The highly contagious herpes simplex virus (HSV) — which triggers painful blisters — spreads during sex or even just a kiss. The researchers point out the earliest known record of kissing is a Bronze Age manuscript from South Asia.

They suggest the custom — which was far from universal in early human cultures — may have travelled westward into Europe from Eurasia. In fact, centuries later, the Roman Emperor Tiberius tried to ban kissing at official functions to prevent disease spread, a decree that may have been herpes-related.

However, for most of human prehistory, HSV-1 transmission would have been “vertical” — meaning the same strain passing from infected mother to newborn child. There are two types, HSV-1 and HSV-2, which enter the body through the moist skin of the mouth, penis, vagina, or rectum. Both viruses can cause cold sores on the mouth, genital herpes, and small abscesses on the fingers or hands from contact with sores.

It currently infects some 3.7 billion people globally, but ancient examples of the original HSV-1 strain are surprisingly elusive. This is despite its contemporary prevalence and herpes having a history stretching back millions of years, to forms that infect animals from bats to coral.

The international team hunted down herpes in the remains of four individuals stretching over a thousand-year period. It often flares up in the mouth. At least two of the ancient cadavers had gum disease and a third smoked tobacco.

The oldest sample came from an Iron Age adult male who lived in Russia’s Ural Mountain region around 1,500 years ago. Two more were local to Cambridge, one being a young female unearthed at a 6th or 7th century Anglo-Saxon cemetery a few miles south of the city. The other belonged to a young man from the late 14th century, buried in the grounds of St. John’s College, a former medieval hospital. He had appalling dental abscesses.

The final sample came from a young man excavated in Holland, believed to have died in a massacre when French troops attacked his village on the banks of the Rhine in 1672. He was around 30 years-old and was a fervent smoker of clay pipes. Traces are visible in multiple places on the teeth.

Ancient herpes DNA
Close-up of bone used in study of herpes in ancient humans. (Credit: St. John’s College)

“We screened ancient DNA samples from around 3,000 archaeological finds and got just four herpes hits,” says co-lead author Dr. Meriam Guellil from Tartu University’s Institute of Genomics.
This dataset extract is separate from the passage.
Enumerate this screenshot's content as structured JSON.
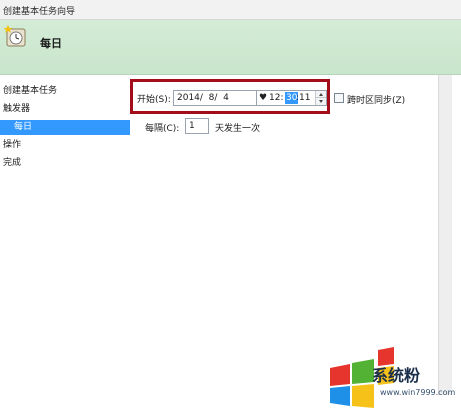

Herpes is a chronic condition as it can become active after years of lying dormant in the body. The average outbreak rate is four to five times in the first two years of infection and less frequently afterwards.

“By comparing ancient DNA with herpes samples from the 20th century, we were able to analyze the differences and estimate a mutation rate, and consequently a timeline for virus evolution,” adds co-lead author Dr. Lucy van Dorp from the UCL Genetics Institute.

Cold sore symptoms can include swollen and irritated gums with sores in and around the mouth, a high temperature, nausea, and headaches. Two-thirds of the global population under the age of 50 now carry HSV-1, according to the World Health Organization.

For most people, the occasional lip sores that result from infection are embarrassing and uncomfortable. However, in combination with other ailments – sepsis or even COVID-19, for example – the virus can be fatal. In 2018, two women died of HSV-1 infection in the U.K. following caesarean births.

“Only genetic samples that are hundreds or even thousands of years old will allow us to understand how DNA viruses such as herpes and monkeypox, as well as our own immune systems, are adapting in response to each other,” Houldcroft notes.

The researchers are now planning to trace the hardy primordial disease even deeper through time, to investigate its infection of early hominins.

“Neanderthal herpes is my next mountain to climb,” Scheib concludes.

The study is published in the journal Science Advances.

South West News Service writer Mark Waghorn contributed to this report.